You will have to figure out how to use this type of technique with your tree. A b tree node will have two ptrs to child nodes. You can CAS them to change them. The balancing problem is tough. I can see how you could analyze a tree branch before you add something and make a copy of the branch from a certain point. when you finish changing the branch, you CAS the new one in. This would be a problem for large branches. Maybe balancing can be done "later" when the threads are not fighting over the tree. Maybe you can make it so the tree is still searchable even though you haven't cascaded the rotation all the way...in other words if thread A added a node and is recursively rotating nodes, thread b can still read or add nodes. Just some ideas. In some cases, we make a structure that has version numbers or lock flags in the 32 bits after the 32 bits of pNext. We use 64 bit CAS then. Maybe you could make the tree safe to read at all times without locks, but you might have to use the versioning technique on a branch that is being modified.

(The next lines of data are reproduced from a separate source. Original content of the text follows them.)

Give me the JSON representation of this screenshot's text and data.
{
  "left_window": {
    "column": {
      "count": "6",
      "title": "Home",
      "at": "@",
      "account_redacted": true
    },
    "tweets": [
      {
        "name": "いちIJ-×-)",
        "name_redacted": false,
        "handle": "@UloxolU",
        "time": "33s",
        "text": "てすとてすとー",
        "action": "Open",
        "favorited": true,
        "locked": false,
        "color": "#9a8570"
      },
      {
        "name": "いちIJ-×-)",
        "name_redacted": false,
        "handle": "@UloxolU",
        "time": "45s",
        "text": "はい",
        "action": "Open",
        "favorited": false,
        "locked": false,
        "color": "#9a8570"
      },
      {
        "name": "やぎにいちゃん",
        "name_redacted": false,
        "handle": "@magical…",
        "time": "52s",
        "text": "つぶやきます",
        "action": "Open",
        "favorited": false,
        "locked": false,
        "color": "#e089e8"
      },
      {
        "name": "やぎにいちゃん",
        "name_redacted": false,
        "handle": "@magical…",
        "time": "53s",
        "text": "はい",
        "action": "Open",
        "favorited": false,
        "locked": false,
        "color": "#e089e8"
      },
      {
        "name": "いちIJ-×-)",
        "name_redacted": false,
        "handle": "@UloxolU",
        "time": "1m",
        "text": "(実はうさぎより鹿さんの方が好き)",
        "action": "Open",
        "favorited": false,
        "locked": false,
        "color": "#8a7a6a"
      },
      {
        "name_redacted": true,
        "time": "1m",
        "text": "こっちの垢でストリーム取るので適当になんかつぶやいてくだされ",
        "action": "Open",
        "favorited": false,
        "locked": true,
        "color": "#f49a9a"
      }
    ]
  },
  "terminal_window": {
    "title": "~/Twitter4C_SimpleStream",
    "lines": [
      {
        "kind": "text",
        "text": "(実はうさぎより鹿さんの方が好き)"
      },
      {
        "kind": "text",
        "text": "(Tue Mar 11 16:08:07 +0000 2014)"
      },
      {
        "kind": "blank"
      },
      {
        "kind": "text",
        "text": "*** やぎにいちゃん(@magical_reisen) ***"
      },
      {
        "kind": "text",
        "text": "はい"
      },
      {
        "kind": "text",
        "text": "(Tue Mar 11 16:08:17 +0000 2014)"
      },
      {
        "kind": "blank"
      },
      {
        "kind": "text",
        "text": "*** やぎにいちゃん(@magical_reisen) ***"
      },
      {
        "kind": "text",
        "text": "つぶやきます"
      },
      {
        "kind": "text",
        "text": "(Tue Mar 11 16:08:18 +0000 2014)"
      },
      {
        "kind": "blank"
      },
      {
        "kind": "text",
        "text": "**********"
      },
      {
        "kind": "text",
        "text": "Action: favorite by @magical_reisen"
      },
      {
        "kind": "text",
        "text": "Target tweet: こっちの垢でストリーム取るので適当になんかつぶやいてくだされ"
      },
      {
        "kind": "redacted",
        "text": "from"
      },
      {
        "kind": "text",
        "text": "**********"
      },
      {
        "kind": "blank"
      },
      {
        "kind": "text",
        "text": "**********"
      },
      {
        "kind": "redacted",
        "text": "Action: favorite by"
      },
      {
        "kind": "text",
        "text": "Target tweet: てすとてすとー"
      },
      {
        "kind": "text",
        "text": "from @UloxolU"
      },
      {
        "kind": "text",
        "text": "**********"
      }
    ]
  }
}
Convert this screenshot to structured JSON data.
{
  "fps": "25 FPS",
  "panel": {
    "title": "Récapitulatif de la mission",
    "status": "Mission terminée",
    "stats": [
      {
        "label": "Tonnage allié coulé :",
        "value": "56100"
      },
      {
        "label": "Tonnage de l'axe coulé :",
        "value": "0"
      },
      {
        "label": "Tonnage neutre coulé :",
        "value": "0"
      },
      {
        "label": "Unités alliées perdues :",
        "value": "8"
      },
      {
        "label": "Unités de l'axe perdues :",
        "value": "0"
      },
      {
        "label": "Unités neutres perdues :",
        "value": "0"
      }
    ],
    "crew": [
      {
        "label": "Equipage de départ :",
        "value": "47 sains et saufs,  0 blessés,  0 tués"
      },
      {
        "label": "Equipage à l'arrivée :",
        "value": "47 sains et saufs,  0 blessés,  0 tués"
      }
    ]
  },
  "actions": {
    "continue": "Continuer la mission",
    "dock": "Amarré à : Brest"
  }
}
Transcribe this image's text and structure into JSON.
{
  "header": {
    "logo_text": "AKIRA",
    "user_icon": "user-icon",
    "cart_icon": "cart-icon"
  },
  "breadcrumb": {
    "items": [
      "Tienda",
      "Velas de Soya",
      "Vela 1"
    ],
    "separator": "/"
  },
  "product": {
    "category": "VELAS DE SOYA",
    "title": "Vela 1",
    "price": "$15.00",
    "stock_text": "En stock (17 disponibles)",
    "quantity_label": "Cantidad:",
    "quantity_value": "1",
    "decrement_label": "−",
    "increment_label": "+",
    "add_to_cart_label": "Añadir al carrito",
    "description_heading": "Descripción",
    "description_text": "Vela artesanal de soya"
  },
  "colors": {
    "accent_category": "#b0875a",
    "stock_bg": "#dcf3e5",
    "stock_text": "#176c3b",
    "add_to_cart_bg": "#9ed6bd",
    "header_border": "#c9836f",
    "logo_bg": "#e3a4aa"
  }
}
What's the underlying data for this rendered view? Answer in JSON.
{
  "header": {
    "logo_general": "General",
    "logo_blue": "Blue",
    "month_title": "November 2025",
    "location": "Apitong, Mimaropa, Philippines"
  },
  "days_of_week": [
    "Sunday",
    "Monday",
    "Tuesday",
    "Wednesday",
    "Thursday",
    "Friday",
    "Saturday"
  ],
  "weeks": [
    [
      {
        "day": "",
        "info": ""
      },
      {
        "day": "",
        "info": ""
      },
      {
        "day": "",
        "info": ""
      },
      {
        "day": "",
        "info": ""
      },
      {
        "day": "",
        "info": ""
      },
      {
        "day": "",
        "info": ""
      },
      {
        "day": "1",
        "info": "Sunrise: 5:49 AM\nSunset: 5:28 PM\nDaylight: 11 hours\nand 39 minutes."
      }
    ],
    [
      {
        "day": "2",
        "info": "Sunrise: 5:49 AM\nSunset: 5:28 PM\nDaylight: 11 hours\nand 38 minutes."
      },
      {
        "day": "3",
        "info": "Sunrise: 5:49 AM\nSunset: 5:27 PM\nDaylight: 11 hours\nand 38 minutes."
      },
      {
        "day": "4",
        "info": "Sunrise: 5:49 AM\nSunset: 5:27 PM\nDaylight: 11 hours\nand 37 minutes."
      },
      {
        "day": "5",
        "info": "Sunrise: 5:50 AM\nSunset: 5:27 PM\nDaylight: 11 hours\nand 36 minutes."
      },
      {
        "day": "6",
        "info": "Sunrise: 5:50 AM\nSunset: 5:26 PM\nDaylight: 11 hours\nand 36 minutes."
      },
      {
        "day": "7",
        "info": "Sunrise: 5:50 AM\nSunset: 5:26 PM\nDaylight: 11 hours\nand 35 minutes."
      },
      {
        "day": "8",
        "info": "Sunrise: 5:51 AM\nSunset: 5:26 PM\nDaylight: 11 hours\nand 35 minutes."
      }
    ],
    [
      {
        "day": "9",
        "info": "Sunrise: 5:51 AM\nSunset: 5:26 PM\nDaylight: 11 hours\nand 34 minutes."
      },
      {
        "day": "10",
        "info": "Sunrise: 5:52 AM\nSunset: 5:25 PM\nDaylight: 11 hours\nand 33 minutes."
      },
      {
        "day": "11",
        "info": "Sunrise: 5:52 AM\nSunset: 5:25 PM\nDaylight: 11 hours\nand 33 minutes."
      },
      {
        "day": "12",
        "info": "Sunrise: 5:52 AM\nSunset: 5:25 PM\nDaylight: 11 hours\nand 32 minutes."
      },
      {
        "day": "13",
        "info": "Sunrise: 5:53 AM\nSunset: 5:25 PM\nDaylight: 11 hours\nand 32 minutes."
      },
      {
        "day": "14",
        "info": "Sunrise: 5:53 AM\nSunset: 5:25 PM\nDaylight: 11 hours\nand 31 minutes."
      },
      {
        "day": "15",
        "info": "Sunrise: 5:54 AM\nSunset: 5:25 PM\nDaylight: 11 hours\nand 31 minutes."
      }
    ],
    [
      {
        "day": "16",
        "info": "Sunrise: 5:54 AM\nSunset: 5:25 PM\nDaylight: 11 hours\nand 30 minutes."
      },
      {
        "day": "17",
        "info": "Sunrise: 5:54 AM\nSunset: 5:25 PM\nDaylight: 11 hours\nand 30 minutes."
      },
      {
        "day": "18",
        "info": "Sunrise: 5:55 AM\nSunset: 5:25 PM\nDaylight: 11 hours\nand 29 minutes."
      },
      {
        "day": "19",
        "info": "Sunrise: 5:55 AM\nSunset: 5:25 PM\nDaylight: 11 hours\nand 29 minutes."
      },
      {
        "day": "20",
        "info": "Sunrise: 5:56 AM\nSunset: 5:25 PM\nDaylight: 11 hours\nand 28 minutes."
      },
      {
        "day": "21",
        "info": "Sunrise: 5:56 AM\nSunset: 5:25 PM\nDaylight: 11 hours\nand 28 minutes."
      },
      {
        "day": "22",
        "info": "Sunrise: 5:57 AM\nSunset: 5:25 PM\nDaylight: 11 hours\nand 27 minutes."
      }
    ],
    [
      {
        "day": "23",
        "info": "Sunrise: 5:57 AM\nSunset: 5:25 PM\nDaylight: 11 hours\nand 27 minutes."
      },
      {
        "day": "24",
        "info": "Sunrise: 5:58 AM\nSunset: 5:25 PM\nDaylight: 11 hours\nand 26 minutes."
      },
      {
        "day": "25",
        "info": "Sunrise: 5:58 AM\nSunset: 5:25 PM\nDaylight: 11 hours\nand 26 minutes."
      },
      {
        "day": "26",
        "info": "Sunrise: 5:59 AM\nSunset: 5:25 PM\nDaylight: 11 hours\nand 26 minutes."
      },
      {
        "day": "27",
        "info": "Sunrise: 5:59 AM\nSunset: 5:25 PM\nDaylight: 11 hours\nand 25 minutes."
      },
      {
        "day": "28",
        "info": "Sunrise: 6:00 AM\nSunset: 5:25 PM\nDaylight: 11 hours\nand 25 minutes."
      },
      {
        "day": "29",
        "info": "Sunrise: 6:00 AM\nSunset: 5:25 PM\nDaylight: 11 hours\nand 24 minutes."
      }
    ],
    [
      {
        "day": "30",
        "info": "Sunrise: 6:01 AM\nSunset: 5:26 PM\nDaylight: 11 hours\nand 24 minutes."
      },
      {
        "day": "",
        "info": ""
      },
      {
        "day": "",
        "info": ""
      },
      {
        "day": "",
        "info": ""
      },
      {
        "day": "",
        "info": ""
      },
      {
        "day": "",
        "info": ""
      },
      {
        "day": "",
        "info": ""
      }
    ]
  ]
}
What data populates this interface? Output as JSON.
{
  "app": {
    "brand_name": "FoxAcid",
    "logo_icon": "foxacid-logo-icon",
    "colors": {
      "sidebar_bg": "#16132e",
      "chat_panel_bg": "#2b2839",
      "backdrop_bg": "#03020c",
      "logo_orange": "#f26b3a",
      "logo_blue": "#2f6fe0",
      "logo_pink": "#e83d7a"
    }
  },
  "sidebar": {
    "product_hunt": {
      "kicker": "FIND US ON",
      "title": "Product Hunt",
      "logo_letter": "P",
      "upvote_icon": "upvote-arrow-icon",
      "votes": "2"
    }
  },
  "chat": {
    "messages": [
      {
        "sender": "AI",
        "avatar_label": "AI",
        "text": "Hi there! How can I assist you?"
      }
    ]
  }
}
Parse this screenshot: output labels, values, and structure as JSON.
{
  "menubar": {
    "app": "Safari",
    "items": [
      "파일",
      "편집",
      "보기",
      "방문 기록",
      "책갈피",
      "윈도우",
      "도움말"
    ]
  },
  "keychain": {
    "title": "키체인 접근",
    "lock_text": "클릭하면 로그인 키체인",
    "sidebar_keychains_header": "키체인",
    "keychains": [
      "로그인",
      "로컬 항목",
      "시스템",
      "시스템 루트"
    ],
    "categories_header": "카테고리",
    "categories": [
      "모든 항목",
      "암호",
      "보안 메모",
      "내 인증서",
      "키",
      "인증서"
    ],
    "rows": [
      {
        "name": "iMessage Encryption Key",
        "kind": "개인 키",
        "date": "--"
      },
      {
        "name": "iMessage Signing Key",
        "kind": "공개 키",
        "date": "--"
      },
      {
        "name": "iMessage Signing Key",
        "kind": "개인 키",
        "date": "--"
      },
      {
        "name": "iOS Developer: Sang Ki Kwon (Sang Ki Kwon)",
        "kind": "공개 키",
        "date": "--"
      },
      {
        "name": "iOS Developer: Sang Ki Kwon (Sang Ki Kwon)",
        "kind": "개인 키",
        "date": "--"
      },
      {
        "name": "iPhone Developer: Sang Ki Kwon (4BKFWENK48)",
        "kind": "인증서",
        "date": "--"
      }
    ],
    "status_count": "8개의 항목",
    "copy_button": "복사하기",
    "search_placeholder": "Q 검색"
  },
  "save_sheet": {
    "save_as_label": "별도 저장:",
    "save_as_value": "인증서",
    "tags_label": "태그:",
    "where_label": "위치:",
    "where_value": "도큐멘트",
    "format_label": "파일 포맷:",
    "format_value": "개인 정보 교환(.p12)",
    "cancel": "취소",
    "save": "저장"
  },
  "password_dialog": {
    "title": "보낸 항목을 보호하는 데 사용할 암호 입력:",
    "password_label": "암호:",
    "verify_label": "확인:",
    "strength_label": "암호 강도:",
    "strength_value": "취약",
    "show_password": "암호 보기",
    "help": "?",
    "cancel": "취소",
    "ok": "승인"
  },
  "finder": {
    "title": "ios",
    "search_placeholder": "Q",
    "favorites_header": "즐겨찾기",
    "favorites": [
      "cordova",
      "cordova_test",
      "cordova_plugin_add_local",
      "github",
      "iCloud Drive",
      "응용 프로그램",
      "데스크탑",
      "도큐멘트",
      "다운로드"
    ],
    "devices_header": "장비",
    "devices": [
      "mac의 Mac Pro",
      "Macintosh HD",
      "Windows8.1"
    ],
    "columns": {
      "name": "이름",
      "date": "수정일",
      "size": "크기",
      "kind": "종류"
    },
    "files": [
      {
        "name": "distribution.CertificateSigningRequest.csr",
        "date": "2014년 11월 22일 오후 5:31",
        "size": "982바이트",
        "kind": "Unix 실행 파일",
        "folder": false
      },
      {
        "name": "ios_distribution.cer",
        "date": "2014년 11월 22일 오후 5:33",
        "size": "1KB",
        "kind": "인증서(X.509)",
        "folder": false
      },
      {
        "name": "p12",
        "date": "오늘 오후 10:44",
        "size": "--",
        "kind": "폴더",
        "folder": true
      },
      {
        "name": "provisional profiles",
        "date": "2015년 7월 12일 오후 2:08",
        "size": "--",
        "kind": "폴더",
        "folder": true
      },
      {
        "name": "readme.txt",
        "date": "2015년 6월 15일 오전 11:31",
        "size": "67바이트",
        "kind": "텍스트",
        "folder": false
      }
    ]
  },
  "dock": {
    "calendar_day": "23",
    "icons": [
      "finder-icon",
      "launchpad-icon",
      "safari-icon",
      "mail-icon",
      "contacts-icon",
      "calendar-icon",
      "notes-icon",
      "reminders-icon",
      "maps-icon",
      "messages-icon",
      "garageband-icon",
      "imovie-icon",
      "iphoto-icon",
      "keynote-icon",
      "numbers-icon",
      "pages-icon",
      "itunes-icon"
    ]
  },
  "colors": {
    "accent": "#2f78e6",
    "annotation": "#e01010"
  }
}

Here are a bunch of posts I have made talking about the advantages of atomic ops:
Pthreads and mutexes; locking part of an array
Efficient and fast way for thread argument
Configuration auto reloading with pthreads
Advantages of using condition variables over mutex
single bit manipulation
Is memory allocation in linux non-blocking?

You might take a look at the pthread_mutexattr_setprioceiling function.
int pthread_mutexattr_setprioceiling
(
pthread_mutexatt_t * attr,
int prioceiling,
int * oldceiling
);
From the documentation:
pthread_mutexattr_setprioceiling(3THR) sets the priority ceiling attribute of a mutex attribute object.
attr points to a mutex attribute object created by an earlier call to pthread_mutexattr_init().
prioceiling specifies the priority ceiling of initialized mutexes. The ceiling defines the minimum priority level at which the critical section guarded by the mutex is executed. prioceiling will be within the maximum range of priorities defined by SCHED_FIFO. To avoid priority inversion, prioceiling will be set to a priority higher than or equal to the highest priority of all the threads that might lock the particular mutex.
oldceiling contains the old priority ceiling value.